Singapore Compared to Others: Where is the line drawn?
One may ask, why do these thresholds differ? At a certain level, these thresholds in practice are arbitrary. However, they have clear welfare implications of changing these thresholds. For example, in the value attached to toehold acquisitions. Which are requiring to be considering before changing them. The difference, perhaps, can be explaining by looking at the shareholdings and the ownership structures prevailing in these countries. Looking at Singapore, there is a very limited number of companies that are widely held. Most companies are government link (where the government owns 20% or more of the share capital), government owned or family controlled.
Controlling interest in terms of voting power.
There are also significant crossholdings across these firms which are again, ultimately, control by these same families. Therefore, in these companies, a person or group of persons not only exercise control over the company. But also have a controlling interest in terms of voting power. Consequently, a high number of shares would be requiring in order challenging this kind of control thereby justifying the 30% threshold. Unlike Singapore, however, in the UK, ownership of most companies is widely dispersed and has been so since the beginning of the 20th century for several reasons. With the rise of institutional investors, a large amount of the equity shareholdings in the majority of the UK firms are control by them.
Family ownership and/or control over companies are very low as compar to other European countries. However, since controlling stakes is hold by institutional investors. It is very difficult to acquire control over the voting rights in the company. Thereby, justifying the high threshold. Turning to the odd man out, India has taken to the Anglo-American system despite the unique features of Indian corporate culture. It has an ownership system which is a hybrid of the English and Singaporean systems. On one hand, India has an insider model of corporate governance where the dominant corporations were control by a small bunch of “insider” shareholders. Such a group is usually a family or the State and the inter-locking and pyramiding of corporate control within these groups helps secure their position and control over the company. It also increases the potential for violation of the rights of the minority shareholders.
Securities & Futures Act (“SFA”)
However, when one looks at the absolute ownership. These persons or groups own relatively small percentages of the voting rights in the company, much lesser than a majority percentage although they exercise considerable control over the corporations. A large amount of equity capital is own mostly by their institutional investors, both, domestic and foreign. Further, there are a wide number of disperse shareholders across the country.

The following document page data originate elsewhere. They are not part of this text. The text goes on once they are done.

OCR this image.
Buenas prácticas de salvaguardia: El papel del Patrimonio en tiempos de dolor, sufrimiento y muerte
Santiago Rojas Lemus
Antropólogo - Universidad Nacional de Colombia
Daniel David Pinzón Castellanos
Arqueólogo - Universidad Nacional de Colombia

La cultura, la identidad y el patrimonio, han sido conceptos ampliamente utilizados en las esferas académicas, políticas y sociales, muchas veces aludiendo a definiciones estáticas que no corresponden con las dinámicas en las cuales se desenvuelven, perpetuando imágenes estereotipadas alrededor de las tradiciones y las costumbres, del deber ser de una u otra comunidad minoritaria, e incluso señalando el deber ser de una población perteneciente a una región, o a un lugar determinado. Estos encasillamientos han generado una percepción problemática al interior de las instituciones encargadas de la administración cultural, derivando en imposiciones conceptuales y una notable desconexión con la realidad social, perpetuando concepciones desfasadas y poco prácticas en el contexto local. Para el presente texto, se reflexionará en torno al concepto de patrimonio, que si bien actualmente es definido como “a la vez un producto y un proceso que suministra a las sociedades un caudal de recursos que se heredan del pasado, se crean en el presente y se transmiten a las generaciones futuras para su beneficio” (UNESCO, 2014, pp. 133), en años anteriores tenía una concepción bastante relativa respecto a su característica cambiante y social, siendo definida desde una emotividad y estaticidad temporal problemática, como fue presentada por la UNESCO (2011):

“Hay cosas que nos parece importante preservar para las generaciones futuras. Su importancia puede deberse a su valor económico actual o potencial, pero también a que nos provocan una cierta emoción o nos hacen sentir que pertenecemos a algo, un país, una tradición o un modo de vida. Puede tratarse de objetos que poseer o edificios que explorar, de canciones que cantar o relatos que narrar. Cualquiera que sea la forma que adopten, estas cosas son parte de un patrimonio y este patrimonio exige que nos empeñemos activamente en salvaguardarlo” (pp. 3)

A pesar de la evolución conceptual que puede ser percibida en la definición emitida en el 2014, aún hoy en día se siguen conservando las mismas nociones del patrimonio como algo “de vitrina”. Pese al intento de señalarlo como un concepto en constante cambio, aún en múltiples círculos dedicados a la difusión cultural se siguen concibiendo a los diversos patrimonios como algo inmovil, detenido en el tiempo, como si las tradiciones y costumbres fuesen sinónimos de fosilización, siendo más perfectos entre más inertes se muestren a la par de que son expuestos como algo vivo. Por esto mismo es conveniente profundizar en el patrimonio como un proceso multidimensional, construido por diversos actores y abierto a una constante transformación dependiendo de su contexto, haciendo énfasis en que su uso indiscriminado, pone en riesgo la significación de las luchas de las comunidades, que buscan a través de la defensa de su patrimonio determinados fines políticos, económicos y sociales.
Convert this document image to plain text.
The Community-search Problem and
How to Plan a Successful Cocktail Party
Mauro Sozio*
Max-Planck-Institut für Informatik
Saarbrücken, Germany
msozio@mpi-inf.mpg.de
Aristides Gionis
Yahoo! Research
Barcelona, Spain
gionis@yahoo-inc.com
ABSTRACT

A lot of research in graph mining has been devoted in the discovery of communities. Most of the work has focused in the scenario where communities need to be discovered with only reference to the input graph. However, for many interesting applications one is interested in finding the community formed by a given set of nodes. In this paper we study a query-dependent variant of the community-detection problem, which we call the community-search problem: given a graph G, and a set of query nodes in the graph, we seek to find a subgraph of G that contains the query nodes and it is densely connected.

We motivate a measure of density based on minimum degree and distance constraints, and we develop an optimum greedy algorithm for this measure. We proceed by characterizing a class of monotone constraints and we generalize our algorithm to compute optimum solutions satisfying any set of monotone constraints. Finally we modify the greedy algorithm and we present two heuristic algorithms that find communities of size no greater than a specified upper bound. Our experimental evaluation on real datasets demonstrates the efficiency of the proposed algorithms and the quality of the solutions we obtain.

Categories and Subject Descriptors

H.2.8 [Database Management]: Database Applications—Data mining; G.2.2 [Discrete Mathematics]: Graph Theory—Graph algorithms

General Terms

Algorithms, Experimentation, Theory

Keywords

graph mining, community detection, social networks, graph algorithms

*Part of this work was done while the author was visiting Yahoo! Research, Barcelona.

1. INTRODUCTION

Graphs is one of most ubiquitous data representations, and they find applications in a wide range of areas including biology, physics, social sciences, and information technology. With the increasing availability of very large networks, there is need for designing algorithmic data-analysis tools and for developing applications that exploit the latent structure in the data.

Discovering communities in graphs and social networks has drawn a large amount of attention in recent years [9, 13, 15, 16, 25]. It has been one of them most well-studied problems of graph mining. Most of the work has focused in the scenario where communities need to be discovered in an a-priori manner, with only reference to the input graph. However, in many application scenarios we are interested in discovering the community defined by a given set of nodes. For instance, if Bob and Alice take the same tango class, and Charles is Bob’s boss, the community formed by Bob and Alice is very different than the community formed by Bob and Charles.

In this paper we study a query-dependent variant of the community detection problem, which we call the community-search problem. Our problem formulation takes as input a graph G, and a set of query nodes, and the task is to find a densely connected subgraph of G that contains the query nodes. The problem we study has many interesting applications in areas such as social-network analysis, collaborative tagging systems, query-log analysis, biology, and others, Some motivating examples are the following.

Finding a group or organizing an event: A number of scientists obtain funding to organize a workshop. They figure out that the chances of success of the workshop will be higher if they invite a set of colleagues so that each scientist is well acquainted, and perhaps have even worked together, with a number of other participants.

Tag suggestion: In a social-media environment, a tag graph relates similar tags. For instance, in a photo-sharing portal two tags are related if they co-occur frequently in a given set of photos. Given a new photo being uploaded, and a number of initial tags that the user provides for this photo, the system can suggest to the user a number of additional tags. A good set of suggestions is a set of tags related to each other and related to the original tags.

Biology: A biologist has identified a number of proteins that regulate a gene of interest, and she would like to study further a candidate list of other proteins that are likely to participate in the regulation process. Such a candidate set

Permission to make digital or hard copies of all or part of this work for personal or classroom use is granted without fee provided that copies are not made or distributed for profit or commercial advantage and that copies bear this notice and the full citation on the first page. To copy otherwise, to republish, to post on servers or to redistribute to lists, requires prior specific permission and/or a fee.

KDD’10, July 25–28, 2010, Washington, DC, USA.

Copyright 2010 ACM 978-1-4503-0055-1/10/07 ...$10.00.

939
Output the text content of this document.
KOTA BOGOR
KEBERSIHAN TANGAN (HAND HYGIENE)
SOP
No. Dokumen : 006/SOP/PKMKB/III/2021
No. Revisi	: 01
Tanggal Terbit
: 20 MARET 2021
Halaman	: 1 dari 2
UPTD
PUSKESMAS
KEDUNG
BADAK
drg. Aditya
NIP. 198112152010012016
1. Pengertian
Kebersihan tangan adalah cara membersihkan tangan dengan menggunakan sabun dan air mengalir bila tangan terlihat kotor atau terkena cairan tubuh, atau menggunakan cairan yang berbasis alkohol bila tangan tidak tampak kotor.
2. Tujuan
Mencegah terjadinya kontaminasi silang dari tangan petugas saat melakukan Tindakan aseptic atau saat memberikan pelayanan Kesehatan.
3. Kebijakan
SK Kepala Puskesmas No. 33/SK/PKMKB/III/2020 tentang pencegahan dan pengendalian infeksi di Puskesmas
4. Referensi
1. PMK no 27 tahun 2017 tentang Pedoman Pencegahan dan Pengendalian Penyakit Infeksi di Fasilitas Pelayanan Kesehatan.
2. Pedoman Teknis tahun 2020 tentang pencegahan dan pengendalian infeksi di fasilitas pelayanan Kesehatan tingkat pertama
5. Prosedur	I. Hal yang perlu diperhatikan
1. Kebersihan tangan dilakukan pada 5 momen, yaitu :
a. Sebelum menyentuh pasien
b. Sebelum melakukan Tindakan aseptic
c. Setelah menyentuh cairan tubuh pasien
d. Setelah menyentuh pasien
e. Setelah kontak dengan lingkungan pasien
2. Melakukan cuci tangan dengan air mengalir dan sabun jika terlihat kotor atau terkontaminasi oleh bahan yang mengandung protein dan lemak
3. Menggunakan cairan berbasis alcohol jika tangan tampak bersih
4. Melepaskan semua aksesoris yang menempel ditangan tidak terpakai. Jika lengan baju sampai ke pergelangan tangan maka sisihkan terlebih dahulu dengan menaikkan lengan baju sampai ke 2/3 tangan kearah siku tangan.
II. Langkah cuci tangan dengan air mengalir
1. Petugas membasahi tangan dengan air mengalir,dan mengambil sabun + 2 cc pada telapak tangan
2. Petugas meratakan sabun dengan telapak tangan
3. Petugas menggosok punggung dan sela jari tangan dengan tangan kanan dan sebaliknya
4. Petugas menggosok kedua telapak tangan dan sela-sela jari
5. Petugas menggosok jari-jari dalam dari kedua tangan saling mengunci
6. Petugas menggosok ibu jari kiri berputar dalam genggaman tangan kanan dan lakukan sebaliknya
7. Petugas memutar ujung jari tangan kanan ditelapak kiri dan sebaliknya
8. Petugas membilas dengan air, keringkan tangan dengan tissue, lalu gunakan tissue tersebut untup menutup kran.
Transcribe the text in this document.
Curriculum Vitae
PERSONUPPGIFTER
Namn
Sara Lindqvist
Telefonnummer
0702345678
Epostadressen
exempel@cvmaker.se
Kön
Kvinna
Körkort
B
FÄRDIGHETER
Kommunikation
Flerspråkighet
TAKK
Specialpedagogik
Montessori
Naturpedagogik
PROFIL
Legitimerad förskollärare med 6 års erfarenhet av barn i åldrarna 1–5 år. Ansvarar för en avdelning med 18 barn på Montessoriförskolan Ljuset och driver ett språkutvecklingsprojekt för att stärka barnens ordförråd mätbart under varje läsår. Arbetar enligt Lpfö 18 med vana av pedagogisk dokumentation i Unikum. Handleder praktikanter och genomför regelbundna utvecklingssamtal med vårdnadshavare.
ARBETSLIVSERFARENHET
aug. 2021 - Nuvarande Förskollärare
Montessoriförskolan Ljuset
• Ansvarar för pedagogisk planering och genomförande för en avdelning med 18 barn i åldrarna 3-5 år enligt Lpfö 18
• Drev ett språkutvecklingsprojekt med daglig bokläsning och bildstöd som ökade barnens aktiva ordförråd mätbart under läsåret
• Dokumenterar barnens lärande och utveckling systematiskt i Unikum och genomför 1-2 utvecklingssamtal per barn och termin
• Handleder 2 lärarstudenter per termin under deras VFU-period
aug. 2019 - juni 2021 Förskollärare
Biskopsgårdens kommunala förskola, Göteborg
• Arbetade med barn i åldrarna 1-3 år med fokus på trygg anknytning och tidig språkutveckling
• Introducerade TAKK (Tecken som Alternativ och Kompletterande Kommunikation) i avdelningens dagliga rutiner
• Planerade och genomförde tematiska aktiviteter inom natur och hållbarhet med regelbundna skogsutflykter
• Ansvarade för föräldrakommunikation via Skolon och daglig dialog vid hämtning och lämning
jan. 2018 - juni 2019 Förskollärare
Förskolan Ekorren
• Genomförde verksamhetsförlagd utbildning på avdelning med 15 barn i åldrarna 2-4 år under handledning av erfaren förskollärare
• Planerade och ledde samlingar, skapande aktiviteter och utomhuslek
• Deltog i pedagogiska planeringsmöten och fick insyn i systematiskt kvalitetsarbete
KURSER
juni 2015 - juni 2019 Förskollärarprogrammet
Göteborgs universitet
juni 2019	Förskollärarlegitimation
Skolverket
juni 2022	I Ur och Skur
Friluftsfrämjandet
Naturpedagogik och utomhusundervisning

Thus, even a threshold as low as 15% can sometimes affect the amount of control exercised in a company, thereby justifying the low threshold. In Singapore, Section 140 of the Securities & Futures Act (“SFA”) makes it an offence for any person to make an offer without an intention to make or honour or without any reasonable grounds for believing that he will be able to perform his obligations if the offer is accepted or approved punishable with fine and/or imprisonment of up to 7 years.
SFA and STC
Further, the SFA and the STC prohibit persons in possession of price sensitive information from dealing. And the SFA also provide for criminal sanctions for insider trading. However, breach of the STC itself does not attract any criminal liability per se. Although the SIC has the power to invoke such sanctions (including public censure) as it may decide for breach of the rules. Also, if SIC has reason to believe that a criminal offence is committing. Then it can recommend the Attorney General to prosecute the offender.
India, UK and Singapore
When the following are comparing – India, the UK and Singapore. We can realize that India has a bit stronger penalties for the common violation of their rules under takeover regulations, while the UK and Singapore do not. Going moreover, when it comes to the case of the UK. This is true despite the fact that the Takeover Panel is statutorily empower to impose compensatory liabilities where breach results in requiring pecuniary payments, a power it has rarely exercised.
Thus, UK and Singapore appear to have taken a softer stand on the issue as compared to India. This can be understood by, once again, examining the context in which these rules operate. The researchers believe that many of the aforementioned reasons for such a system in the UK also explain the situation in Singapore. Further, it can also be explain by the principles and features that were emphasis in its drafting. Emphasis is lay on speeding up the takeover process, providing flexibility and preventing contentious litigation.
Equity share capital
Further, as has already been discussed, the Singapore market is a relatively small market with key families and the government controlling a large portion of the equity share capital. Additionally, these are the most likely persons to act as bidders in a takeover process. Therefore, not only is it easy to enforce compliance with the STC by the SIC. But it is also in the best interests of these various players in the market for corporate control who cannot afford censure from the market in which they hope to operate in the future.
Finally, the business environment and policies behind regulation in Singapore is very different from the West. The government has a conscious policy of not regulating areas unless absolutely necessary. In an attempt to make Singapore as business friendly as possible. The government is hesitant to increasing business costs and legislate on issues that can otherwise be voluntarily addresse by companies. Not only that, it employs a mixture of consensus building and the incentivising compliance. Rewarding a good corporate behaviour and providing great guidelines to help companies get to that point and wished goal.